11 Things You Didn’t Know About the Vikings

Last September my mom went back to school, with a five-year plan to earn a Master’s in History. She’s currently taking two courses, one on the history of the Middle East and the other on British history up to 1400. I thought she must surely be learning something that I could use on my blog. When I asked she happily shared with me an essay, from which I distilled 11 things you didn’t know about the Vikings

1. In the early Vikings attacks on the British Isles (9th and 10th centuries) the attackers in any given raid probably numbered in the hundreds rather than the thousands. (Their ships held fifty men at the most.)

2. While the Vikings initially wreaked destruction on the English church, contemporaries viewed the attacks as divine punishment, a result rather than a cause of spiritual decline.

3. Soon after their initial raids, the Vikings established settlements in Scotland, England, Wales, and Ireland. Even today in Ireland and the Western Isles of Scotland (the Hebrides), the population is a hybrid of Celt and Norse. DNA analysis shows this (the red-head gene is Norse; the Celts had black hair).

4.  It was not unusual for leaders in Ireland, Wales, Devon, and Cornwall to hire Vikings as mercenaries in their many disputes.

5. Viking settlers tended to privatize land ownership in the areas where they lived (Northumbria and southeast England); before their arrival rural land was mainly held by monasteries and great families.

6. Stirrups are thought to have been introduced to England by the Vikings.

7. They also brought the practice of counting in dozens and half-dozens, rather than tens and fives.
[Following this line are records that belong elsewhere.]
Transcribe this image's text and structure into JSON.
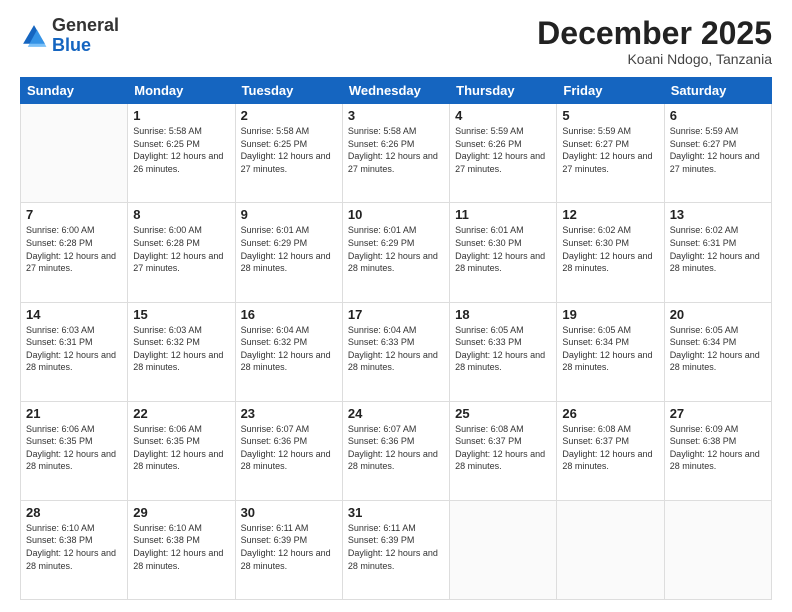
{
  "logo": {
    "general": "General",
    "blue": "Blue"
  },
  "header": {
    "month": "December 2025",
    "location": "Koani Ndogo, Tanzania"
  },
  "days_of_week": [
    "Sunday",
    "Monday",
    "Tuesday",
    "Wednesday",
    "Thursday",
    "Friday",
    "Saturday"
  ],
  "weeks": [
    [
      {
        "day": "",
        "sunrise": "",
        "sunset": "",
        "daylight": ""
      },
      {
        "day": "1",
        "sunrise": "Sunrise: 5:58 AM",
        "sunset": "Sunset: 6:25 PM",
        "daylight": "Daylight: 12 hours and 26 minutes."
      },
      {
        "day": "2",
        "sunrise": "Sunrise: 5:58 AM",
        "sunset": "Sunset: 6:25 PM",
        "daylight": "Daylight: 12 hours and 27 minutes."
      },
      {
        "day": "3",
        "sunrise": "Sunrise: 5:58 AM",
        "sunset": "Sunset: 6:26 PM",
        "daylight": "Daylight: 12 hours and 27 minutes."
      },
      {
        "day": "4",
        "sunrise": "Sunrise: 5:59 AM",
        "sunset": "Sunset: 6:26 PM",
        "daylight": "Daylight: 12 hours and 27 minutes."
      },
      {
        "day": "5",
        "sunrise": "Sunrise: 5:59 AM",
        "sunset": "Sunset: 6:27 PM",
        "daylight": "Daylight: 12 hours and 27 minutes."
      },
      {
        "day": "6",
        "sunrise": "Sunrise: 5:59 AM",
        "sunset": "Sunset: 6:27 PM",
        "daylight": "Daylight: 12 hours and 27 minutes."
      }
    ],
    [
      {
        "day": "7",
        "sunrise": "Sunrise: 6:00 AM",
        "sunset": "Sunset: 6:28 PM",
        "daylight": "Daylight: 12 hours and 27 minutes."
      },
      {
        "day": "8",
        "sunrise": "Sunrise: 6:00 AM",
        "sunset": "Sunset: 6:28 PM",
        "daylight": "Daylight: 12 hours and 27 minutes."
      },
      {
        "day": "9",
        "sunrise": "Sunrise: 6:01 AM",
        "sunset": "Sunset: 6:29 PM",
        "daylight": "Daylight: 12 hours and 28 minutes."
      },
      {
        "day": "10",
        "sunrise": "Sunrise: 6:01 AM",
        "sunset": "Sunset: 6:29 PM",
        "daylight": "Daylight: 12 hours and 28 minutes."
      },
      {
        "day": "11",
        "sunrise": "Sunrise: 6:01 AM",
        "sunset": "Sunset: 6:30 PM",
        "daylight": "Daylight: 12 hours and 28 minutes."
      },
      {
        "day": "12",
        "sunrise": "Sunrise: 6:02 AM",
        "sunset": "Sunset: 6:30 PM",
        "daylight": "Daylight: 12 hours and 28 minutes."
      },
      {
        "day": "13",
        "sunrise": "Sunrise: 6:02 AM",
        "sunset": "Sunset: 6:31 PM",
        "daylight": "Daylight: 12 hours and 28 minutes."
      }
    ],
    [
      {
        "day": "14",
        "sunrise": "Sunrise: 6:03 AM",
        "sunset": "Sunset: 6:31 PM",
        "daylight": "Daylight: 12 hours and 28 minutes."
      },
      {
        "day": "15",
        "sunrise": "Sunrise: 6:03 AM",
        "sunset": "Sunset: 6:32 PM",
        "daylight": "Daylight: 12 hours and 28 minutes."
      },
      {
        "day": "16",
        "sunrise": "Sunrise: 6:04 AM",
        "sunset": "Sunset: 6:32 PM",
        "daylight": "Daylight: 12 hours and 28 minutes."
      },
      {
        "day": "17",
        "sunrise": "Sunrise: 6:04 AM",
        "sunset": "Sunset: 6:33 PM",
        "daylight": "Daylight: 12 hours and 28 minutes."
      },
      {
        "day": "18",
        "sunrise": "Sunrise: 6:05 AM",
        "sunset": "Sunset: 6:33 PM",
        "daylight": "Daylight: 12 hours and 28 minutes."
      },
      {
        "day": "19",
        "sunrise": "Sunrise: 6:05 AM",
        "sunset": "Sunset: 6:34 PM",
        "daylight": "Daylight: 12 hours and 28 minutes."
      },
      {
        "day": "20",
        "sunrise": "Sunrise: 6:05 AM",
        "sunset": "Sunset: 6:34 PM",
        "daylight": "Daylight: 12 hours and 28 minutes."
      }
    ],
    [
      {
        "day": "21",
        "sunrise": "Sunrise: 6:06 AM",
        "sunset": "Sunset: 6:35 PM",
        "daylight": "Daylight: 12 hours and 28 minutes."
      },
      {
        "day": "22",
        "sunrise": "Sunrise: 6:06 AM",
        "sunset": "Sunset: 6:35 PM",
        "daylight": "Daylight: 12 hours and 28 minutes."
      },
      {
        "day": "23",
        "sunrise": "Sunrise: 6:07 AM",
        "sunset": "Sunset: 6:36 PM",
        "daylight": "Daylight: 12 hours and 28 minutes."
      },
      {
        "day": "24",
        "sunrise": "Sunrise: 6:07 AM",
        "sunset": "Sunset: 6:36 PM",
        "daylight": "Daylight: 12 hours and 28 minutes."
      },
      {
        "day": "25",
        "sunrise": "Sunrise: 6:08 AM",
        "sunset": "Sunset: 6:37 PM",
        "daylight": "Daylight: 12 hours and 28 minutes."
      },
      {
        "day": "26",
        "sunrise": "Sunrise: 6:08 AM",
        "sunset": "Sunset: 6:37 PM",
        "daylight": "Daylight: 12 hours and 28 minutes."
      },
      {
        "day": "27",
        "sunrise": "Sunrise: 6:09 AM",
        "sunset": "Sunset: 6:38 PM",
        "daylight": "Daylight: 12 hours and 28 minutes."
      }
    ],
    [
      {
        "day": "28",
        "sunrise": "Sunrise: 6:10 AM",
        "sunset": "Sunset: 6:38 PM",
        "daylight": "Daylight: 12 hours and 28 minutes."
      },
      {
        "day": "29",
        "sunrise": "Sunrise: 6:10 AM",
        "sunset": "Sunset: 6:38 PM",
        "daylight": "Daylight: 12 hours and 28 minutes."
      },
      {
        "day": "30",
        "sunrise": "Sunrise: 6:11 AM",
        "sunset": "Sunset: 6:39 PM",
        "daylight": "Daylight: 12 hours and 28 minutes."
      },
      {
        "day": "31",
        "sunrise": "Sunrise: 6:11 AM",
        "sunset": "Sunset: 6:39 PM",
        "daylight": "Daylight: 12 hours and 28 minutes."
      },
      {
        "day": "",
        "sunrise": "",
        "sunset": "",
        "daylight": ""
      },
      {
        "day": "",
        "sunrise": "",
        "sunset": "",
        "daylight": ""
      },
      {
        "day": "",
        "sunrise": "",
        "sunset": "",
        "daylight": ""
      }
    ]
  ]
}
8. The Vikings gave us some personal pronouns and many everyday words (happy, window, take, call, egg, sister, knife).

9. The Vikings were middlemen in the trade of silk from the east. Thousands of Islamic coins have been found in buried hoards all along the river-ways from Afghanistan to Russia, and in Scandinavia.

10. The Vikings were notorious slavers who sent many captives to Islamic lands (Spain, Egypt, Baghdad).

11. The Vikings arrived in the British Isles as pagans, but soon converted to Christianity. Interestingly some 10th century coins have Thor’s hammer on one side and St. Peter’s name on the other.

(Sources available upon request.)

Thanks, Mom!

Vikings
Stained glass window picturing the Viking chief Guthrum being sponsored by King Alfred at his baptism in 878. Alfred was willing to live in peace with Vikings as long as they converted and settled down in a civilized manner.

Featured image: Oseberg ship, Kulturhistorisk museum (Viking Ship Museum), Oslo, Norway. Read about it here.

3 thoughts on “11 Things You Didn’t Know About the Vikings

  1. Beverly Troup says:

    There is an interesting video made by Neil Oliver on the Vikings. I have seen some of it on line. Neil Oliver is one of my favourite presenters. He is an archeologist and has the most beautiful Scottish accents I have ever heard -so perfectly enunciated.